Für die ist Ballettdirektor Remus Şucheană zuständig, der mehr und mehr Aufgaben vom Hausherren Martin Schläpfer übernommen hat und noch übernehmen wird. Abendlied ist seine zweite eigene Choreographie nach dem durchaus beachtlichen Concerto Grosso im Ballettabend b.30. Jetzt hat er Schuberts spätes Klaviertrio Es-Dur D929 als Musik verwendet, famos gespielt von Alina Bercu (Klavier), Franziska Früh (Violine) und Nikolaus Trieb (Violoncello). Şucheană erzählt dazu die Geschichte eines jungen Mannes zwischen Realität und Traum. Leider kommt das nicht über die üblichen Romantik-Klischees hinaus, und Eric White tanzt ja ordentlich, aber leider brav wie ein Konfirmand voller pubertärem Weltschmerz und dem zugehörigen schematischen Pathos. Irgendwie geht es um die anderen (tendenziell bedrohlich), um Frauen (immer begehrenswert, leider allzu flüchtig und mitunter an anderen Männern interessiert) und vor allem um Einsamkeit. Dazu bemüht Şucheană eine im wesentlichen klassische Tanzsprache mit ein paar Brechungen, die aber weit hinter dem zurückbleiben, was man vom Hausherrn Martin Schläpfer gewohnt ist - ein bisschen mit der Ferse auf den Boden Hämmern macht noch kein zeitgemäßes Ballett.

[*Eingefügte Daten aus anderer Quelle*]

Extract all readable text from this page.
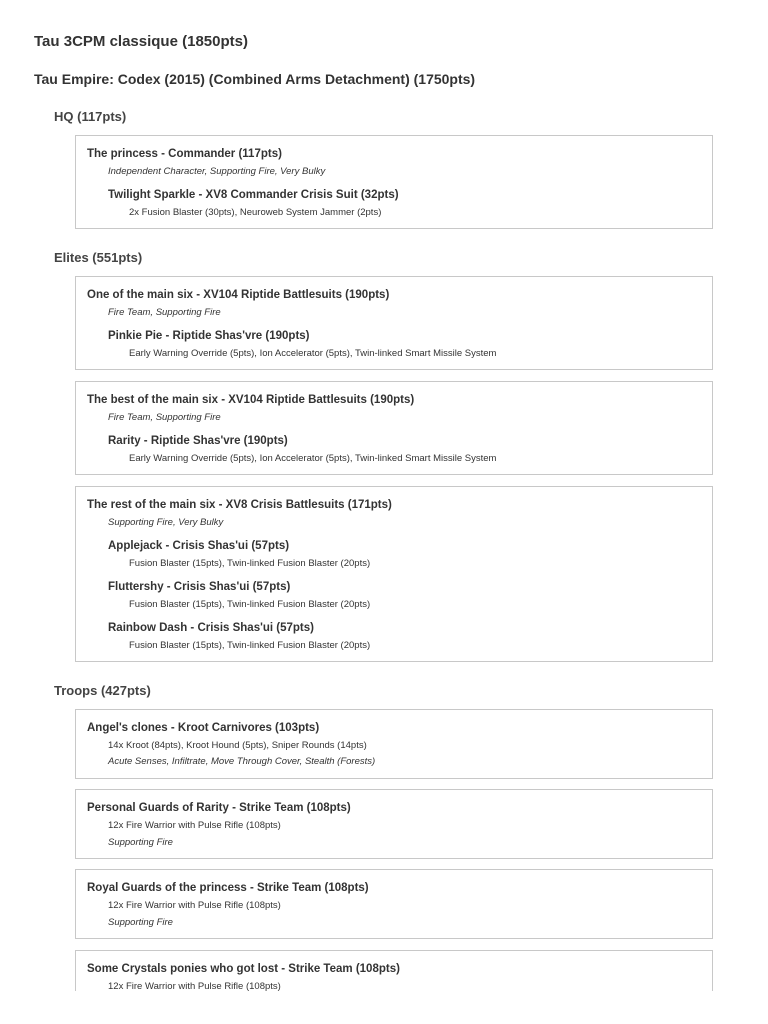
Tau 3CPM classique (1850pts)
Tau Empire: Codex (2015) (Combined Arms Detachment) (1750pts)
HQ (117pts)
The princess - Commander (117pts)
Independent Character, Supporting Fire, Very Bulky
Twilight Sparkle - XV8 Commander Crisis Suit (32pts)
2x Fusion Blaster (30pts), Neuroweb System Jammer (2pts)
Elites (551pts)
One of the main six - XV104 Riptide Battlesuits (190pts)
Fire Team, Supporting Fire
Pinkie Pie - Riptide Shas'vre (190pts)
Early Warning Override (5pts), Ion Accelerator (5pts), Twin-linked Smart Missile System
The best of the main six - XV104 Riptide Battlesuits (190pts)
Fire Team, Supporting Fire
Rarity - Riptide Shas'vre (190pts)
Early Warning Override (5pts), Ion Accelerator (5pts), Twin-linked Smart Missile System
The rest of the main six - XV8 Crisis Battlesuits (171pts)
Supporting Fire, Very Bulky
Applejack - Crisis Shas'ui (57pts)
Fusion Blaster (15pts), Twin-linked Fusion Blaster (20pts)
Fluttershy - Crisis Shas'ui (57pts)
Fusion Blaster (15pts), Twin-linked Fusion Blaster (20pts)
Rainbow Dash - Crisis Shas'ui (57pts)
Fusion Blaster (15pts), Twin-linked Fusion Blaster (20pts)
Troops (427pts)
Angel's clones - Kroot Carnivores (103pts)
14x Kroot (84pts), Kroot Hound (5pts), Sniper Rounds (14pts)
Acute Senses, Infiltrate, Move Through Cover, Stealth (Forests)
Personal Guards of Rarity - Strike Team (108pts)
12x Fire Warrior with Pulse Rifle (108pts)
Supporting Fire
Royal Guards of the princess - Strike Team (108pts)
12x Fire Warrior with Pulse Rifle (108pts)
Supporting Fire
Some Crystals ponies who got lost - Strike Team (108pts)
12x Fire Warrior with Pulse Rifle (108pts)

Vergrößerung Abendlied: Julie Thirault, Rashaen Arts, Sonia Dvořák, Philip Handschin

Sicher ist das betörend schön anzusehen in edler graublauer Ästhetik (Ausstattung: Darko Petrovics) mit weiten, schleierartigen Gewändern für die Damen, durch die das Mondlicht hindurchscheint (und konventionell langweiligen Trikots für die Herren). Nur findet Şucheană nicht die Mittel, die Spannung aufrecht zu erhalten. Die Geschichte ist allzu schnell auserzählt, benötigt nicht annähernd die 40 Minuten, die Schuberts Komposition dauert. Viele an sich hübsch choreographierte Szenen (die in manchen Nummern aber noch arg wackelig wirken) sind nicht mehr als Füllmaterial, ansehnlich, aber belanglos. Abendlied wäre an einem kleineren Haus mit konservativem Ballettprofil vielleicht nicht schlecht aufgehoben, aber im Düsseldorfer Spielplan ist es als Uraufführung ein Anachronismus. Der Applaus des Premierenpublikums war höflich, aber keineswegs begeistert. Ob Şucheană mit seinem Abendlied das Stammpublikum nach Riepes irritierendem Environment besänftigen wollte? Es liest sich leider wie ein "das vorher war nicht so gemeint". Hoffentlich ist diese Choreographie kein programmatisches Zeichen für eine Zukunft, in der Schläpfer sich mehr und mehr auf die Rolle des Hauschoreographen zurückziehen und Şucheană das Feld überlassen will.


FAZIT

Ein Ballettabend, der mehr verspricht, als er einhalten kann: Naharins Choreographie fehlt der rote Faden, Riepes Werk ist eine spannende Installation mit wenig Tanz und Şucheană scheitert in romantischer Nostalgie.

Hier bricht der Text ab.